À sua resposta afirmativa, o que era verdade, acrescentei: “E o tráfego de ônibus, felizmente num sentido único, previsto em seu excelente projeto, não é um perigo ao pedestre distraído pela ambiência que o rodearia?”
“O senhor tem razão”, respondeu francamente a urbanista, e acrescentou, disfarçando uma leve irritação: “O que o senhor sugere a fim prevenir este risco?”

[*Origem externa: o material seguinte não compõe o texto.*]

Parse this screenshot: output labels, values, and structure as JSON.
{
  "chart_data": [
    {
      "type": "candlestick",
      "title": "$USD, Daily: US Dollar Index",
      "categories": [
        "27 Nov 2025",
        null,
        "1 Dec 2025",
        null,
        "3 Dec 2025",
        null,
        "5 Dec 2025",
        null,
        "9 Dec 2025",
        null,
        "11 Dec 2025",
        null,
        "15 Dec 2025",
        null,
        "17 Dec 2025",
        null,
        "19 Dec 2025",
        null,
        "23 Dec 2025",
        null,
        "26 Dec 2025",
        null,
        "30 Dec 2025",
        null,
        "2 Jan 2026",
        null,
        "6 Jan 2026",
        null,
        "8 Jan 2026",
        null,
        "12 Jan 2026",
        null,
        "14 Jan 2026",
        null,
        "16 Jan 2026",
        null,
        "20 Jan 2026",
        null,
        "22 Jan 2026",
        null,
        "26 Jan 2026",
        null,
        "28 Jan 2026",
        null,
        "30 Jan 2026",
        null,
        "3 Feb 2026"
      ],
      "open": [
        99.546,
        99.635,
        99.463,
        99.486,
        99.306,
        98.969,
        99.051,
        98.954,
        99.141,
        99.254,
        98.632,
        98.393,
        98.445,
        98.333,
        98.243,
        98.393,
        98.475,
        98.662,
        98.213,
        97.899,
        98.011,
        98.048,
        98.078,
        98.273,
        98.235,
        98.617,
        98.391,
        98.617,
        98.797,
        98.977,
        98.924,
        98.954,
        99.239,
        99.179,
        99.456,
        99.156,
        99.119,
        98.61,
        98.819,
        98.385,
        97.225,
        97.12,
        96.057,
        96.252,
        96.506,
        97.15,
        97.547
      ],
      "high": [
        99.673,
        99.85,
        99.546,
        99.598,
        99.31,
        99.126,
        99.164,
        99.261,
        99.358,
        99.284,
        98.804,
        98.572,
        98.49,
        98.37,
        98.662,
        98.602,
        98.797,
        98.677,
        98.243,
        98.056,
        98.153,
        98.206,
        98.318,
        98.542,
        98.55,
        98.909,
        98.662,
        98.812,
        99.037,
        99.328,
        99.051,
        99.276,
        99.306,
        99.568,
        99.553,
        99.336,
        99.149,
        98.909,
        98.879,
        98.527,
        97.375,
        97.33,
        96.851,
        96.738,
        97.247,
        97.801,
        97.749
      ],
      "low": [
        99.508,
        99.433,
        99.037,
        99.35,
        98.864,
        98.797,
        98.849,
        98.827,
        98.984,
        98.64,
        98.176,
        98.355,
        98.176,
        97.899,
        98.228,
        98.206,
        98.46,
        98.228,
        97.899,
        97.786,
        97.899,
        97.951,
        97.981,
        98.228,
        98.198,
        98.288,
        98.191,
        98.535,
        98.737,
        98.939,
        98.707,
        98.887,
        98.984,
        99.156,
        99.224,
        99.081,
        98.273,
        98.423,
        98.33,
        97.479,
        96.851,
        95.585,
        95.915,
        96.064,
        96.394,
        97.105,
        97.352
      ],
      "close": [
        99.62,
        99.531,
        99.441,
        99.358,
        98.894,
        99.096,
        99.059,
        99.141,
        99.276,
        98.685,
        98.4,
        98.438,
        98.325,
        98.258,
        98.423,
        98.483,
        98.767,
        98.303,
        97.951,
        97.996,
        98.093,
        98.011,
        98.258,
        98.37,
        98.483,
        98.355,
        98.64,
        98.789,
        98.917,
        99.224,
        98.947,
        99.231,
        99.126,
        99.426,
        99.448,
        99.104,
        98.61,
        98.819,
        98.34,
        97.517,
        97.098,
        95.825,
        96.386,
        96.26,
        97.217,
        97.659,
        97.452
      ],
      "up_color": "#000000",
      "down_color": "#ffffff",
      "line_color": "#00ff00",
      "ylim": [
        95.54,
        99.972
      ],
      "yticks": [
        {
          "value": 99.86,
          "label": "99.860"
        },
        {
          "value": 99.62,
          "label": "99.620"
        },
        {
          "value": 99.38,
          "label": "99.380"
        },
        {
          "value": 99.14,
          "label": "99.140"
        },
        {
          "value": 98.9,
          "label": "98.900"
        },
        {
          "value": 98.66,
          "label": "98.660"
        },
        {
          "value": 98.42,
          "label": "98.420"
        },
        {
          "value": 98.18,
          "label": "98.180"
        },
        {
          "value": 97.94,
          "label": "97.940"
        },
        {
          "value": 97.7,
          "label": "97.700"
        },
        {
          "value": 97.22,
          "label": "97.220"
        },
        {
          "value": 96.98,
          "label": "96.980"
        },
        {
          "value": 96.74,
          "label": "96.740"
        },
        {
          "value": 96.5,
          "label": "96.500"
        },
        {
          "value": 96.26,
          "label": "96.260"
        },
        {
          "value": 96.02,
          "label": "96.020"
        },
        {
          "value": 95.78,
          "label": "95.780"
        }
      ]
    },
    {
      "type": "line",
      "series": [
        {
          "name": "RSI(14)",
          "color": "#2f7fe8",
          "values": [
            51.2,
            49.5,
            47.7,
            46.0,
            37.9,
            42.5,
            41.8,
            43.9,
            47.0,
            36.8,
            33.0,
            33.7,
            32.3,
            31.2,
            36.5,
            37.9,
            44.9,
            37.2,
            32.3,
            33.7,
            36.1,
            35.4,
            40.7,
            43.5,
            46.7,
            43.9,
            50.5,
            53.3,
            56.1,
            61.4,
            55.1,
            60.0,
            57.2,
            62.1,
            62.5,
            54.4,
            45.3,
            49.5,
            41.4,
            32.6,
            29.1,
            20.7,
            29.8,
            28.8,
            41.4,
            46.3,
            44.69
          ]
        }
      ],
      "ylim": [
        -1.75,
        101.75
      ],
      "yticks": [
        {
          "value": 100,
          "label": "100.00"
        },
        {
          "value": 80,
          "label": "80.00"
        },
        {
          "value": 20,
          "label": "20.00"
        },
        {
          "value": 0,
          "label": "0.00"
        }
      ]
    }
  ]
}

“Goiânia é, talvez, a única capital com um intenso tráfego de bicicletas. Seria fácil criar nos lados das canaletas dos ônibus ciclovias, uma em cada sentido, que em fluxo quase que contínuo irá despertar a atenção do pedestre distraído. Convenhamos que o atropelamento por bicicleta, se ocorresse, teria consequências incomparavelmente menores do que por um ônibus”, concluí, sob gargalhadas e aplausos. A sugestão foi incluída no projeto.
Se pensarmos bem, veículos e pedestres nunca deveriam se cruzar ou estar no mesmo nível, mas isso é impraticável. Como já dizia Collin Buchanan, o grande especialista britânico em trânsito, em 1963, “as gerações futuras irão julgar a nossa com o mesmo repúdio com que a nossa julga a deficiência de higiene nos tempos passados, pelo fato de deixarmos haver, no mesmo nível, o cruzamento de pedestres e veículos.”
Minha matéria de quinze dias atrás recebeu expressivo número de comentários, mais de 70, o que mostra que os leitores deste site, de e para autoentusiastas, têm interesse pelas questões de trânsito. Muitos, com razão, atribuem os atropelamentos à indisciplina dos pedestres, um fato inegável.
Contudo, independente disso, a questão dos atropelamentos serviu para rebuscar na minha invejável biblioteca técnica a publicação inglesa, editada pelo Department of the Environement (LONDON,:Her Majesty´s Stationery Office, 1973) sob o título “Pedestrian safety ao preço de uma libra e trinta centavos”..Endereço, para compra::49 High Holborn MC1V 6 HB.
Está aí a dica para quem quiser entender a fundo as maneiras de reduzir o trágico quadro que temos hoje no nosso país.
Felizmente, serviu também, para que eu pudesse lhes esclarecer o porquê do nome da travessia com luzes pisacantes amarelas se denominar “Pelican Crossing: é a abreviatura de:Pedestrian Light-Controlled Crossing — que seria “Pelicon” mas que evoluiu para “Pelican”, conforme expliquei..
No mais, após este desabafo, em prol da cultura, um bom fim de semana prolongado pelo feriado de segunda-feira, na certeza de que, caso o editor-chefe do AUTOentusiastas concorde, continuarei teimosamente a abordar o assunto ‘Pedestre’ transcrevendo, no nosso encontro quinzenal, o que pensa a revista The arquitetural FORUM/Special Editon, dos Estados Unidos, em artigo intitulado:”Forgotten man in the City”, publicado em 1968.